Politic?

This is a blog dedicated to a personal interpretation of political news of the day. I attempt to be as knowledgeable as possible before commenting and committing my thoughts to a day's communication.

Wednesday, December 03, 2014

Black and White in America

"To say that black people have made progress [e.g., black American president] would be to say they deserve what happened to them before."
"So, to say [U.S. President Barack] Obama is progress is saying that he's the first black person that is qualified to be president."
"That's not black progress. That's white progress."
"There's been black people qualified to be president for hundreds of years. ... The question is, you know, my kids are smart, educated, beautiful, polite children. There have been smart, educated, beautiful polite black children for hundreds of years. The advantage that my children have is that my children are encountering the nicest white people that America has ever produced."
"Let's hope America keeps producing nicer white people."
American black comic Chris Rock

Image Credit: National Geographic

In 1958 a Gallop poll concluded that 38 percent of Americans said they might vote for a black presidential candidate. That number changed to a whopping 96 percent by 2012. It was, obviously, white attitudes that changed during that period not the quality of black candidates, leading to a rise in support of the potential of a black candidate for president coming out a winner. The presentation of qualified black candidates simply appeared more presentable, possible as a potential president to whites at that time.
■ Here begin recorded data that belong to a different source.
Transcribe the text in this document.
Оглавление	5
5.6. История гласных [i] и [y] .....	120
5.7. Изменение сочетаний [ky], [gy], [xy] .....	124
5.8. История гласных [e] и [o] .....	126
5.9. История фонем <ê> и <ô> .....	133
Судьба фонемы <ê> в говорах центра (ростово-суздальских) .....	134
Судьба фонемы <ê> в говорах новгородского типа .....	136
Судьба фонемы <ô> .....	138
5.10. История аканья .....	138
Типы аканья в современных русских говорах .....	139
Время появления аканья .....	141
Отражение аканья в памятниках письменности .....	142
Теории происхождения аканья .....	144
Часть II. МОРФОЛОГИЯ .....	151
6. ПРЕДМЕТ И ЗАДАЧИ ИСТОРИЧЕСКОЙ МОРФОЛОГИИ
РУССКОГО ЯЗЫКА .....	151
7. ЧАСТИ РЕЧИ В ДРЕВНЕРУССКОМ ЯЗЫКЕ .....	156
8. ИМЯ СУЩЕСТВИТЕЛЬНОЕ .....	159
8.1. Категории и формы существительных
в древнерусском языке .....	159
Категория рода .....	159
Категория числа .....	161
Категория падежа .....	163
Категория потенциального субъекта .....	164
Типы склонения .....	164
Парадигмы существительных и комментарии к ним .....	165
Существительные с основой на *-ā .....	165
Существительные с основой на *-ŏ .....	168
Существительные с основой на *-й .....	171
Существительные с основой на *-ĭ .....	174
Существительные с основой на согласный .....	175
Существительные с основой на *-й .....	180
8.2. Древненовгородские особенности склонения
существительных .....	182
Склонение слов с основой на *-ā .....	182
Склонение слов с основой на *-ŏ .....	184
The General Social Survey, is a public-opinion poll that documents changes in white attitudes to racial discrimination. Almost two-thirds of white people in 1972 felt homeowners should be able lawfully to discriminate against potential black home buyers. By 2008 that number fell to 28 percent. When it came to mixed marriages attitudes have rapidly recognized that miscegenation laws were offences against human rights. Still, one quarter of the U.S. white population continued to oppose mixed marriages in the year a biracial black American was voted in as President of the United States.

Old prejudices die a stubborn death shamefully, and among some they never will pass deservedly into history.